St. Louis picked a new police chief yesterday. His name is John Hayden, an African American veteran of the St. Louis force who seems to have a very distinguished career. I wish him well in a tough job. Improving crime and policing in St. Louis is more than one person, but this appears to be an excellent selection. Written by Paul Dribin
St. Louis has gone through a long and consulted process to find a new police chief. Who knows why it has taken so long. I read information about the remaining candidates in the Post Dispatch over the weekend. I was disappointed to see that they are all mediocre at best and some seem terrible. One gentleman received a vote of no confidence from the police officers of his home community.
I supposed it is not surprising St. Louis is facing this dilemma. Why would a top notch candidate come here to face the exceptional crap that goes down. Crime is really high but if the police get aggressive in solving crime they are criticized. A refreshing approach would be to do as Chicago did many years ago and reach out to academia for someone. Chicago hired OW Wilson who turned the department around even though the cops hated him. Maybe we should try the same thing. Written by Paul Dribin
I am glad to see that Proposition P passed. This is a measure to increase the sales tax in St. Louis to increase Police Salaries. Critics of the police and activists have been opposed. I have never understood the logic of complaining about the police needing more training etc. and then denying them the money to do so. I fully realize these funds are only a small part of the effort needed to improve police-community relations, but it is a start. Written by Paul Dribin
I think this comes close to taking the cake for stupidity. Activists in St. Louis have been hugely critical of the city police department for being insensitive to people of color, violating the rights of protesters etc. (No civilians have been hurt in the demonstrations but police have). St. Louis County earlier in the year passed a sales tax increase to raise police salaries and provide more resources to police forces. The city has come up with a similar proposal, Proposition P, largely because the better police officers would leave for the county which would have higher salaries. Well guess what. Activists led by Tashara Jones, Treasurer of the city and almost mayor are opposed to Proposition P because they don’t like the police. So you complain about police behavior and then not want to fund efforts to professionalize and provide more training for police. I guess if police are bad, we will be worse off with more inexperienced and poorly trained officers. Written by Paul Dribin
The crime scene in St. Louis appears to be worse than ever. Shootings and assaults are reported every day and more of them are taking place in good neighborhoods. Aside from the devastation caused to people and communities, the crime has a negative impact on the economy of the area. More people are afraid to go out, and potential visitors are more likely not to come.
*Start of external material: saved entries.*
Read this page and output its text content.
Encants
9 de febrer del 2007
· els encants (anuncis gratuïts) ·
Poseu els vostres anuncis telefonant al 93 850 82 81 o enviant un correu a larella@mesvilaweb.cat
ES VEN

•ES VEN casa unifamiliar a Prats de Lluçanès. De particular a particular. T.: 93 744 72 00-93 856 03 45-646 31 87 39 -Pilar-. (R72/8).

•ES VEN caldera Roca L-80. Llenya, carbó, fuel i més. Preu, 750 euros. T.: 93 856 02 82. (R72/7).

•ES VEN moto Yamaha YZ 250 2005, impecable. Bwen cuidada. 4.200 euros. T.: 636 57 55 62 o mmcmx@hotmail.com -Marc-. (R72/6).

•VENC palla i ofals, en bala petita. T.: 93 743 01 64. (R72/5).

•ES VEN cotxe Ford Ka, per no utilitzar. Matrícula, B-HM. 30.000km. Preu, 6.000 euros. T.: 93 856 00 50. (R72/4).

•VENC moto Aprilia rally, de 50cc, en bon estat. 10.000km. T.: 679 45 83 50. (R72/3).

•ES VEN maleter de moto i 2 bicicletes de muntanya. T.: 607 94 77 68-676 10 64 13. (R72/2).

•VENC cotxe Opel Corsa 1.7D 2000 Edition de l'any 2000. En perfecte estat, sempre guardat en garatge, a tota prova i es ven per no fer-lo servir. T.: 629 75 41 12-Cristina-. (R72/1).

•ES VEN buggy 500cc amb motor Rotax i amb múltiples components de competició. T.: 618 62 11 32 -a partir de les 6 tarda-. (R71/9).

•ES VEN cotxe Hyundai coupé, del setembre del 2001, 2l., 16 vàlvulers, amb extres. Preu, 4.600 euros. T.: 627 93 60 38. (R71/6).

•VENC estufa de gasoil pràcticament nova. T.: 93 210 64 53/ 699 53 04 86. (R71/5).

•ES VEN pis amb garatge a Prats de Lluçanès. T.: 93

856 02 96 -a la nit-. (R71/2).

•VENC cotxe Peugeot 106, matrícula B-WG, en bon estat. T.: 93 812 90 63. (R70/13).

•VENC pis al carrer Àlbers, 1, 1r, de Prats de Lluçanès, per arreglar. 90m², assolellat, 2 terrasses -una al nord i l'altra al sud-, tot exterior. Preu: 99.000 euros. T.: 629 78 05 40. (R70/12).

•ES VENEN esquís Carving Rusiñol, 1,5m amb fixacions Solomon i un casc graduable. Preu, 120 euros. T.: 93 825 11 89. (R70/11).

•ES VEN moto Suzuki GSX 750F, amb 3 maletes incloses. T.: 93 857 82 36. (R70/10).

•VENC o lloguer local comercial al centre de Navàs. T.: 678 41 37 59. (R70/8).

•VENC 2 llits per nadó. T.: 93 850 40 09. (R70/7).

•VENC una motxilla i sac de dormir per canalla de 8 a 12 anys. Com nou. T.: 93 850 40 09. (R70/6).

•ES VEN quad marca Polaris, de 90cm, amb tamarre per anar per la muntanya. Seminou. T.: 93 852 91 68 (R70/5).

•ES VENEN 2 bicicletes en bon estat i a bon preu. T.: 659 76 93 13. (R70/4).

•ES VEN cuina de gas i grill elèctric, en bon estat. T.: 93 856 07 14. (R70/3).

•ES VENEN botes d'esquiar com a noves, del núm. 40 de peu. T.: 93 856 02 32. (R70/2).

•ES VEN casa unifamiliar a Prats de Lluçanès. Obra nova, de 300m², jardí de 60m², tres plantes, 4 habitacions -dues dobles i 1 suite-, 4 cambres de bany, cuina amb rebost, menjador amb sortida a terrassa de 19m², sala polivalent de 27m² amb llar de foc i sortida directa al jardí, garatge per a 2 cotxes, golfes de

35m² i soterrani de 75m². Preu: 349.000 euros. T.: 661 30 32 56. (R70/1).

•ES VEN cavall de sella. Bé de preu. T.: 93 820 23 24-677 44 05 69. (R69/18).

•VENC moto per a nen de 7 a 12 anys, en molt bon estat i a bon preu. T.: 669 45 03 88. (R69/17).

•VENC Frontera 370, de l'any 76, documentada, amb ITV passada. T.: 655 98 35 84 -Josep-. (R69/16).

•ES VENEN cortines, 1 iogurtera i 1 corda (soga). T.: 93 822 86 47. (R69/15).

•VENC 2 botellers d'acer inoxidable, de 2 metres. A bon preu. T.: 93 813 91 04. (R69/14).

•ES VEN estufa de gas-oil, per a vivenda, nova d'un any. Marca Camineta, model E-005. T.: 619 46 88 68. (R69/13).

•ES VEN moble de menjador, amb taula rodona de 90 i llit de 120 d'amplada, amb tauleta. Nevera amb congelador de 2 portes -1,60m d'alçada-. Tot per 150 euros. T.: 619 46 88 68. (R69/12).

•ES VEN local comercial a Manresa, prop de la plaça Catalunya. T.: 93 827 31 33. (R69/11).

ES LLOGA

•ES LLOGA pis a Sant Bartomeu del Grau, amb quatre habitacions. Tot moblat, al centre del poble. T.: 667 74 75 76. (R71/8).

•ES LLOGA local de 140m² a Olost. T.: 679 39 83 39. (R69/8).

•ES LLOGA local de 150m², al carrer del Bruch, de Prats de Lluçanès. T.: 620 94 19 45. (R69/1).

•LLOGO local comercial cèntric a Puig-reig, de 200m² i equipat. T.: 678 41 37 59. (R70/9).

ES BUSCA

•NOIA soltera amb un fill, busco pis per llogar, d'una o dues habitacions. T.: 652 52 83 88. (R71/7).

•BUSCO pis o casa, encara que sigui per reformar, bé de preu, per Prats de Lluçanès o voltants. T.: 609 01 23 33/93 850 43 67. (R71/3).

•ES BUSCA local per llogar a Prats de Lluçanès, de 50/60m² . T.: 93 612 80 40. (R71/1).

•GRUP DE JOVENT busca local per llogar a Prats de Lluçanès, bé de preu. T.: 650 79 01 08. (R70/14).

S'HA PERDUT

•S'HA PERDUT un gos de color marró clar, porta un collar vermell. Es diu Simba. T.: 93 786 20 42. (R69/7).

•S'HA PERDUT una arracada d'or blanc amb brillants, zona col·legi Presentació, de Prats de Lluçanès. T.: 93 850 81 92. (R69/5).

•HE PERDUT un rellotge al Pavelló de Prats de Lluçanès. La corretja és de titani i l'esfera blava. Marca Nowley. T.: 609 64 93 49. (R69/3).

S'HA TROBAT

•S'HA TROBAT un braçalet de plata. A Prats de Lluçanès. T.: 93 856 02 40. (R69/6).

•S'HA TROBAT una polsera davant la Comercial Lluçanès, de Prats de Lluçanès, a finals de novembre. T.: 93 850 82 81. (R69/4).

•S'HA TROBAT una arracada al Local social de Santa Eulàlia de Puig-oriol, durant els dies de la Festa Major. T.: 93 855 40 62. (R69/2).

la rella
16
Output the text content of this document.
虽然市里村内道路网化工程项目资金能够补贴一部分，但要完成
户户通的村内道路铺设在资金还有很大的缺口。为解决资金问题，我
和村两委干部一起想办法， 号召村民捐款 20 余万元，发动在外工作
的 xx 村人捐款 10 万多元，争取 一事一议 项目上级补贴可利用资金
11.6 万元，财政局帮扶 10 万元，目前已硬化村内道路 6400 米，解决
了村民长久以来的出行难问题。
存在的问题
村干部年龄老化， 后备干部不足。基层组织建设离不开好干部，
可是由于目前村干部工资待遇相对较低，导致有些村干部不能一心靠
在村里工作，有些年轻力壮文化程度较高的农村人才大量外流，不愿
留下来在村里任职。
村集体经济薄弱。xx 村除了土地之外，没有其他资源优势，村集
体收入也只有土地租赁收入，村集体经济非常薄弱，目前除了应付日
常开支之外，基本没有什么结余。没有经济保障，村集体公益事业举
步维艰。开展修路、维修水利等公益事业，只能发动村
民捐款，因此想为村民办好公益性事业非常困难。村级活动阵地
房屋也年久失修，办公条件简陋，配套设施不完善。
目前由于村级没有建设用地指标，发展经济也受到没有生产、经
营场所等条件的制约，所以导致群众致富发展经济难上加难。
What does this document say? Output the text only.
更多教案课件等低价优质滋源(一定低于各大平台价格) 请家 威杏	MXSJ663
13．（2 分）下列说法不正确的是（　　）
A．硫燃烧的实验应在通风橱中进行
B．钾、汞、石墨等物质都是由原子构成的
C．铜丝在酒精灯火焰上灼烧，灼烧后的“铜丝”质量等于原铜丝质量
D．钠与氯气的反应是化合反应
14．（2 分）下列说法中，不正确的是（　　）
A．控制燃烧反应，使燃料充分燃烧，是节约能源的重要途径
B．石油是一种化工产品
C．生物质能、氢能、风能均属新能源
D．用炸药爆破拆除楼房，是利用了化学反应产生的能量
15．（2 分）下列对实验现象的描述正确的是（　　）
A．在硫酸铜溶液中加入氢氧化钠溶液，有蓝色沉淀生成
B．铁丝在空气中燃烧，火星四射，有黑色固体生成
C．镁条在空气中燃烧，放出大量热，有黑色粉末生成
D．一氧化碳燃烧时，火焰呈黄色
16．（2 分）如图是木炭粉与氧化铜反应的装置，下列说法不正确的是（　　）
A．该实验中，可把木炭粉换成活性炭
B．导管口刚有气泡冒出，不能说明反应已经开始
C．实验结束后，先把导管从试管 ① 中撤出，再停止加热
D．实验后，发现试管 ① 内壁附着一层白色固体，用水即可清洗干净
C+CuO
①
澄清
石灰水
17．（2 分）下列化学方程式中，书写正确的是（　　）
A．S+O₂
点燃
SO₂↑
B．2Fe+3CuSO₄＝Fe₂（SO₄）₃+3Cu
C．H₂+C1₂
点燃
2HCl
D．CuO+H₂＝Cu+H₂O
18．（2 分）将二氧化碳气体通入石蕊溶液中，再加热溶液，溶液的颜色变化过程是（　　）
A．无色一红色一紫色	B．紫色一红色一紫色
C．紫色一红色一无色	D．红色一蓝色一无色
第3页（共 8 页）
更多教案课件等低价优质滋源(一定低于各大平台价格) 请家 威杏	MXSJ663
The activism surrounding police violence is absolutely on target. Readers must remember that the biggest cause of deaths among African American young men is violence from other African American men. Also police officers I have talked with, both white and black say they are not willing to aggressively go after crime due to the criticism they might receive.
In the end, there are simply too many people acting badly. Many of these folks are not trainable or employable. Mentoring efforts need to take place with at risk families from the time children are born to try to develop parenting techniques that minimize this type of behavior.